J’allais insister. Sir Lewis ne me le permit pas :

— Laissons cela, voulez-vous… Promettez-moi de ne plus tenter d’expédition comme celle du Puits du Maure… Au surplus, vous sachant mieux, est-ce pour cela que je suis venu.

Je promis, très mortifié du résultat piteux de mes entreprises.

— Bien, fit alors l’officier, sans paraître remarquer ma confusion… Puisque vous êtes raisonnable, je veux vous faire part de quelques renseignements, qui auront leur place dans l’enquête que vous poursuivez pour le Times.

Du coup, j’oubliai tout le reste.

Me promettre des éclaircissements, prouvait que, malgré les apparences, on ne me tenait pas rigueur d’une incartade bien excusable.

— Donc, reprit-il, la situation franco-allemande s’aggrave de jour en jour. Sans doute, le gouvernement germanique, auquel les papiers dérobés à Londres font défaut, essaie d’envenimer le débat autrement.

— Cela ne m’étonne pas.

— Moi non plus, car je sais que dans un avenir prochain, la guerre sera un besoin fatal pour l’Allemagne.

Et d’un ton doctoral, que l’on prend volontiers dans les ambassades, lorsque l’on s’adresse à un profane :

— Deux périls intérieurs menacent l’empire : le péril socialiste… La Social-Démocratie enfièvre les nuits du souverain et de ses conseillers. Or, ce danger réel est sur le point de se voir multiplié par dix, à raison du krach industriel imminent.

— Un krach industriel… dans ce pays qui a si extraordinairement étendu son champ d’opérations depuis 1870 ?
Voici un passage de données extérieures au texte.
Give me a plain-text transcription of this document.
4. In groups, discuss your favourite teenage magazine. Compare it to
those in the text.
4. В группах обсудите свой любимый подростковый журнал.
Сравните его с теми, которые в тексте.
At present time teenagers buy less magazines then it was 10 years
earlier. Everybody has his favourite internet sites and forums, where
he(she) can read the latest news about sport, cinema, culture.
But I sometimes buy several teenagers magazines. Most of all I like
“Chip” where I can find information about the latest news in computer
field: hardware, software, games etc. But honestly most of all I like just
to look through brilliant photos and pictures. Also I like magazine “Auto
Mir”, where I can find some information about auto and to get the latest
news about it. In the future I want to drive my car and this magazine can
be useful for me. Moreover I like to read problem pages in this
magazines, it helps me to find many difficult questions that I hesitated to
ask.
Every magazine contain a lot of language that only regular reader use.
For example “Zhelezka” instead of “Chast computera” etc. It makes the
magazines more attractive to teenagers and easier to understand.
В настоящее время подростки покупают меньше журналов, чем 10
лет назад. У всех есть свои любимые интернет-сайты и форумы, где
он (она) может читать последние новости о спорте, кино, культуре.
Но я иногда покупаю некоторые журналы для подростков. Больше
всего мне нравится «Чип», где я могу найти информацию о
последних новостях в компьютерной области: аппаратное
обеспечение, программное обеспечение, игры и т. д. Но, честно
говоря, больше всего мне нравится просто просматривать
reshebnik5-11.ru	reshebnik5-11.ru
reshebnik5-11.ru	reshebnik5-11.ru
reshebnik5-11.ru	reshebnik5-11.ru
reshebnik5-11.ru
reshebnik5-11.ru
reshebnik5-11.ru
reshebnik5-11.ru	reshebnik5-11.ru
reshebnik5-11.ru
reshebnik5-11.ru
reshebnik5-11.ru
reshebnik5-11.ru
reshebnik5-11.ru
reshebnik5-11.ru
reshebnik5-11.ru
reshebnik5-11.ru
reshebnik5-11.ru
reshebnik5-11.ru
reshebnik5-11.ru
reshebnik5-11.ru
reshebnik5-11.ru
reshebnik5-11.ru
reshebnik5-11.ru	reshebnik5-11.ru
— Parfaitement, avec les cinq milliards extorqués à la France, après la guerre néfaste de 1870-71, l’Allemagne a créé son industrie de toutes pièces. Elle a le plus bel outillage du monde, parce que complètement neuf. Elle a des savants, de remarquables ingénieurs, d’excellents ouvriers… Seulement, son capital ayant été dévoré par cette création… elle est aujourd’hui une immense maison de commerce à laquelle le fonds de roulement fait défaut, et que la faillite, guette à chaque échéance.

Je restai muet.

La situation que Markham venait de préciser avec une si terrible netteté, m’apparaissait tellement dangereuse, que l’importance du document volé passa pour ainsi dire au second plan dans mon esprit.

— La faillite ou le krach, puisque la faillite se nomme ainsi pour les États, mettrait sur le pavé trois millions de social-démocrates. Ces gens privés de pain et bien enrégimentés, c’est la révolution certaine.

— Mais alors, quoi que l’on fasse, la guerre est inévitable, puisqu’elle est le seul dérivatif à la révolution qui menace le trône des Hohenzollern.

Mon interlocuteur approuva du geste :

— Elle est risquée, la guerre, depuis que notre vieille Angleterre a amené la coalition défensive des peuples d’Europe… Elle est un expédient désespéré… Le document serait un tremplin… À son défaut, on essayera d’un palliatif…

Et avec un sourire ironique, car il est toujours agréable à un Anglais de constater les embarras de l’Allemagne, sir Lewis continua :

— Si l’on pouvait soutenir l’industrie en lui allouant des primes, peut-être parviendrait-on à lui faire traverser heureusement la passe difficile. Seulement, on a calculé les sommes nécessaires… Il faudrait créer dans l’empire pour un milliard d’impôts nouveaux.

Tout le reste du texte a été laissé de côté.